People move from state to state within the U.S. all the time, and yet I see no one saying that such a violation of private property. I see no reason at all why someone crossing the U.S border would be trespassing when crossing the nearest state-to-state border is not.
That's simply a false analogy. The relationship between the sovereign states established in the Articles of Confederation and perpetuated in the Constitution (and clarified in the fourteenth amendment) make state border control of individual movement moot. No such relationship exists with Mexico, Canada or any other nation. To look at it from another angle, if an illegal alien crosses the border from Mexico to Texas he has committed a crime. If he then crosses the border from Texas to Oklahoma, he has committed no further crime (at least I don't think he has). If Oklahoma catches him, they aren't sending him back to Texas. They're sending him back to Mexico.
Someone coming here to find work is not stealing any more than someone moving from Wyoming to California to look for work would be stealing. Why can we allow one but not the other?
Because they are NOT the same. Someone traveling from Wyoming to California is a citizen of the United States - of which both states are members. Someone coming from Mexico is a different story. If they are coming legally to seek work that is NOT a problem. But simply ignoring the law is not asserting one's rights, but ignoring the rights of others. There are laws - such as Jim Crow laws - which are inherently evil and ought to be changed (and, while still in force, resisted). National immigration laws are not inherently evil. It is entirely possible, and in many cases quite probable, that there are serious flaws in some immigration laws that ought to be changed. But they do not equate to Jim Crow and the like. Acts of conscience like those of Rosa Parks, Martin Luther King or Sir Thomas More are courageous and praiseworthy.

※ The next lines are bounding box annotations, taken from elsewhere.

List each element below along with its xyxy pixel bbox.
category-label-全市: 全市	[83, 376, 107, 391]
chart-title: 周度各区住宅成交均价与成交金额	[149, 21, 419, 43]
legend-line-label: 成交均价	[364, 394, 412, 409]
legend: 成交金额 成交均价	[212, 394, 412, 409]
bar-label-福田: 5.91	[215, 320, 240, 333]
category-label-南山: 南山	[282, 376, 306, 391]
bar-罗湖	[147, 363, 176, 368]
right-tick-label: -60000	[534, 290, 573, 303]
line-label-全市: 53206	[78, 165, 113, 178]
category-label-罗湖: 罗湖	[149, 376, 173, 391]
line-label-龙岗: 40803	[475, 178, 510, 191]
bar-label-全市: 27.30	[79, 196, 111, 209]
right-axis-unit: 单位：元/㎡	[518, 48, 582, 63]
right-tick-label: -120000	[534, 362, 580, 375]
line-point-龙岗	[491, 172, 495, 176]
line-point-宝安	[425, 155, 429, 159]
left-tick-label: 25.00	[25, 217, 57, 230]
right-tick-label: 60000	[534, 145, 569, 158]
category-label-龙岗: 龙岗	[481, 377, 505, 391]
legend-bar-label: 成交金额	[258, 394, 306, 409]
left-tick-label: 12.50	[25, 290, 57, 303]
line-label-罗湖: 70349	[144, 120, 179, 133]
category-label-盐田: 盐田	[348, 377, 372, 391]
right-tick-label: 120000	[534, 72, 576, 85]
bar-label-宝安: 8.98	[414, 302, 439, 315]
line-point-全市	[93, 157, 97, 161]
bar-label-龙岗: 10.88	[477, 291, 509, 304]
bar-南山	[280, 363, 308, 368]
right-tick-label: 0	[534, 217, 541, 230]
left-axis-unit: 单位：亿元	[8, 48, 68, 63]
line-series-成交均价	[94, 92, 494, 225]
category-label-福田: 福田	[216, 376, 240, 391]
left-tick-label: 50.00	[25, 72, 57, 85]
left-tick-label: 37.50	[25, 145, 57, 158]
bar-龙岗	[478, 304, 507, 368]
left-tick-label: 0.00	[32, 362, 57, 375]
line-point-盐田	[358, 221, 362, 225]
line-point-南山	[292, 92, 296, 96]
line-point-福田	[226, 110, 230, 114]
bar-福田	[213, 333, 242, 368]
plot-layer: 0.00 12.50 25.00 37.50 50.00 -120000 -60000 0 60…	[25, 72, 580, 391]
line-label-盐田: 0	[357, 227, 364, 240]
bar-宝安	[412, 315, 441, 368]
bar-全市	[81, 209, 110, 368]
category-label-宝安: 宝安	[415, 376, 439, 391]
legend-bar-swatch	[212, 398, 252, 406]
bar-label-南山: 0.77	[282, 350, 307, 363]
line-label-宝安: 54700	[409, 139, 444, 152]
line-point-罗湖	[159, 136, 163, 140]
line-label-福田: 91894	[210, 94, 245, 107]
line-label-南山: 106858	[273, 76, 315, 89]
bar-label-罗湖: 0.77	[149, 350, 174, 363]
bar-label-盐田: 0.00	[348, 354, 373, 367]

Jumping a border - especially when doing so for immoral reasons - is simple trespassing.
Yes, I know it's a national border, and I am willing to make allowances for that.
As you are comparing interstate travel of legal citizens with international travel of illegal aliens I find that concession puzzling.
But I see no good reason to trample on the poor immigrants and would-be immigrants who want to do what people within the country do all the time: find employment in a different place.
Let them do it legally. I have no problem with that. If a person from another country enters this one in an APPROPRIATE manner with the intent to seek a better life by ABANDONING his previous one and ASSIMILATING into this culture, fine. Even if he only intends to be here temporarily and obtains the appropriate work visa, I haven't the slightest problem. But don't come to my country illegally - and don't come here legally and try to turn it into YOUR country.